Re: How use transient object to manage my File System ?

Posted By:   Clement_SIMON  
Posted On:   Monday, December 3, 2001 01:13 AM

Could you be more specific, please ? Why do you need transient arrays to access your filesystem ?

Is it absolutely necessary for you to use transient data ?

While waiting for your input, here is a little clarification on what transient data is.

It's a common misconception to think that there are transient objects in JavaCard.

There are transient arrays, not transient objects.

In the case of a transient object array, you create an array of transient references to persistent objects.

The objects are not transient, but their references will be.

Let's review the following code :

byte[] transientArray = JCSystem.makeTransientObjectArray((short) 5, JCSystem.CLEAR_ON_DESELECT);

transientArray[0] = new OwnerPIN((byte)3, (byte)5);

I have created an array that can contain 5 transient references that will be cleared on applet deselection.
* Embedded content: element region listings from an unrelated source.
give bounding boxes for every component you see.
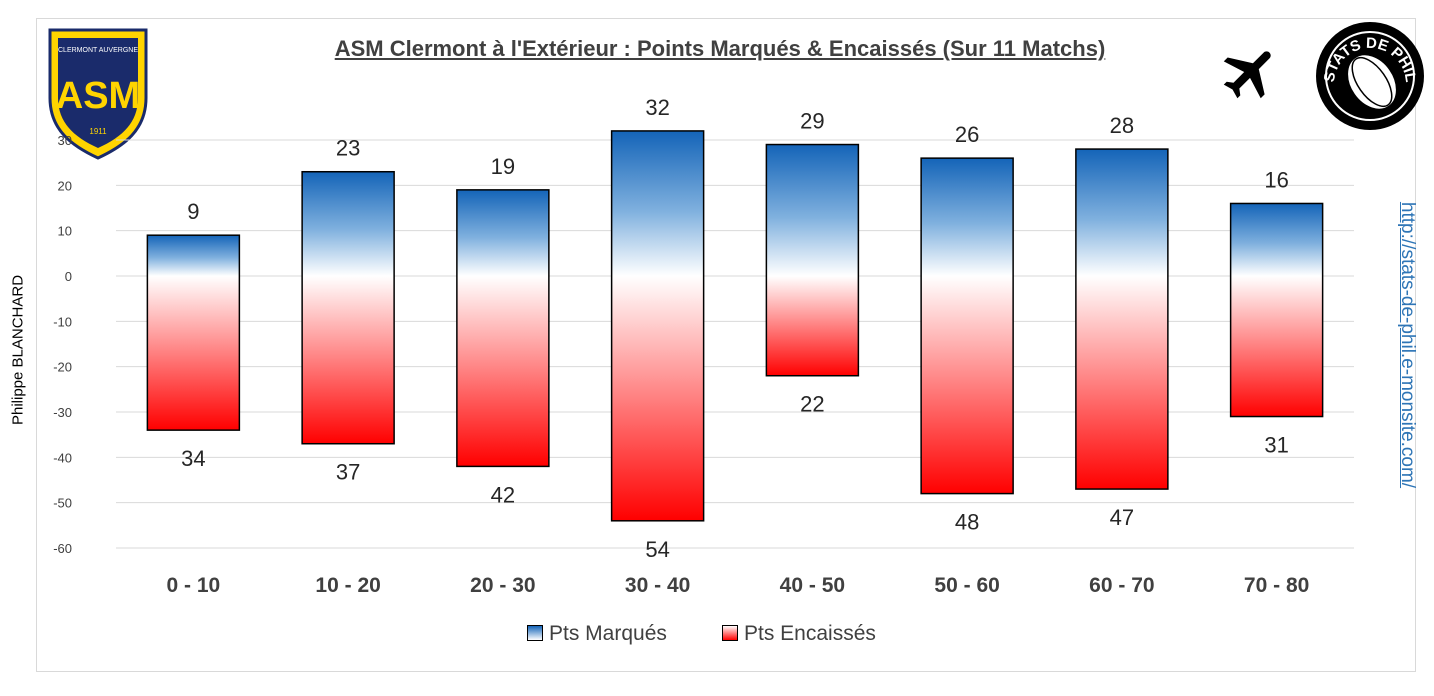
data-label-encaisses: 31 bbox=[1264, 433, 1288, 458]
y-tick-label: -30 bbox=[53, 405, 72, 420]
author-name: Philippe BLANCHARD bbox=[9, 274, 27, 426]
bar-outline bbox=[1075, 148, 1169, 490]
y-tick-label: -20 bbox=[53, 360, 72, 375]
asm-logo-top-text: CLERMONT AUVERGNE bbox=[58, 47, 138, 54]
y-tick-label: 30 bbox=[58, 133, 72, 148]
y-tick-label: -10 bbox=[53, 314, 72, 329]
chart-title: ASM Clermont à l'Extérieur : Points Marq… bbox=[334, 36, 1106, 61]
x-tick-label: 70 - 80 bbox=[1244, 574, 1309, 597]
bar-outline bbox=[765, 143, 860, 377]
bar-outline bbox=[301, 170, 395, 445]
data-label-encaisses: 48 bbox=[955, 510, 979, 535]
bar-marques bbox=[1230, 203, 1323, 276]
bar-encaisses bbox=[766, 276, 859, 376]
legend-item-marques: Pts Marqués bbox=[527, 622, 667, 646]
stats-de-phil-logo: STATS DE PHIL bbox=[1314, 20, 1426, 137]
legend-label-encaisses: Pts Encaissés bbox=[744, 622, 876, 645]
data-label-marques: 29 bbox=[800, 109, 824, 134]
bar-outline bbox=[146, 234, 241, 431]
x-tick-label: 20 - 30 bbox=[470, 574, 535, 597]
bar-marques bbox=[921, 158, 1014, 276]
legend-swatch-encaisses bbox=[722, 624, 738, 641]
bar-encaisses bbox=[611, 276, 704, 521]
data-label-marques: 32 bbox=[645, 95, 669, 120]
bar-marques bbox=[1075, 149, 1168, 276]
data-label-encaisses: 54 bbox=[645, 537, 669, 562]
y-tick-label: -60 bbox=[53, 541, 72, 556]
bar-marques bbox=[147, 235, 240, 276]
data-label-marques: 26 bbox=[955, 122, 979, 147]
data-label-marques: 23 bbox=[336, 136, 360, 161]
bar-encaisses bbox=[1230, 276, 1323, 417]
bar-outline bbox=[610, 130, 705, 522]
data-label-encaisses: 37 bbox=[336, 460, 360, 485]
y-tick-label: 10 bbox=[58, 224, 72, 239]
bar-marques bbox=[766, 144, 859, 276]
data-label-marques: 19 bbox=[491, 154, 515, 179]
x-tick-label: 10 - 20 bbox=[315, 574, 380, 597]
site-url-link[interactable]: http://stats-de-phil.e-monsite.com/ bbox=[1397, 201, 1418, 489]
x-tick-label: 30 - 40 bbox=[625, 574, 690, 597]
legend-swatch-marques bbox=[527, 624, 543, 641]
x-tick-label: 50 - 60 bbox=[934, 574, 999, 597]
asm-clermont-logo: CLERMONT AUVERGNE ASM 1911 bbox=[46, 26, 150, 165]
bar-encaisses bbox=[147, 276, 240, 431]
y-tick-label: -40 bbox=[53, 450, 72, 465]
data-label-encaisses: 34 bbox=[181, 446, 205, 471]
data-label-encaisses: 42 bbox=[491, 482, 515, 507]
bar-outline bbox=[1229, 202, 1324, 418]
bar-marques bbox=[456, 189, 549, 276]
x-tick-label: 60 - 70 bbox=[1089, 574, 1154, 597]
x-tick-label: 0 - 10 bbox=[167, 574, 221, 597]
asm-logo-mark: ASM bbox=[56, 75, 140, 117]
bar-outline bbox=[920, 157, 1014, 495]
bar-encaisses bbox=[456, 276, 549, 467]
data-label-encaisses: 22 bbox=[800, 392, 824, 417]
legend-label-marques: Pts Marqués bbox=[549, 622, 667, 645]
legend-item-encaisses: Pts Encaissés bbox=[722, 622, 876, 646]
data-label-marques: 28 bbox=[1110, 113, 1134, 138]
bar-encaisses bbox=[921, 276, 1014, 494]
asm-logo-year: 1911 bbox=[89, 127, 107, 136]
airplane-icon bbox=[1218, 40, 1284, 111]
y-tick-label: 0 bbox=[65, 269, 72, 284]
data-label-marques: 16 bbox=[1264, 167, 1288, 192]
y-tick-label: -50 bbox=[53, 496, 72, 511]
y-tick-label: 20 bbox=[58, 178, 72, 193]
data-label-encaisses: 47 bbox=[1110, 505, 1134, 530]
chart-frame bbox=[36, 18, 1416, 672]
bar-marques bbox=[302, 171, 395, 276]
bar-outline bbox=[456, 189, 550, 468]
bar-encaisses bbox=[1075, 276, 1168, 490]
bar-marques bbox=[611, 130, 704, 276]
bar-encaisses bbox=[302, 276, 395, 444]
x-tick-label: 40 - 50 bbox=[780, 574, 845, 597]
data-label-marques: 9 bbox=[187, 199, 199, 224]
Then, I create a persistent OwnerPIN object (anything created by new() is persistent), and store the reference in the transient array.

From the memory point of view :

  • the reference 'transientArray' is stored in EEPROM
  • the contents of 'transientArray' are stored in RAM
  • the reference of the OwnerPIN object is stored in RAM
  • the contents of the OwnerPIN object are stored in EEPROM

Now, if the applet is deselected, the reference will be lost and the OwnerPIN object will become unreachable unless I save the reference somewhere else in persistent data.

I must insist on the fact that it's not possible to create a transient object, just arrays of transient references.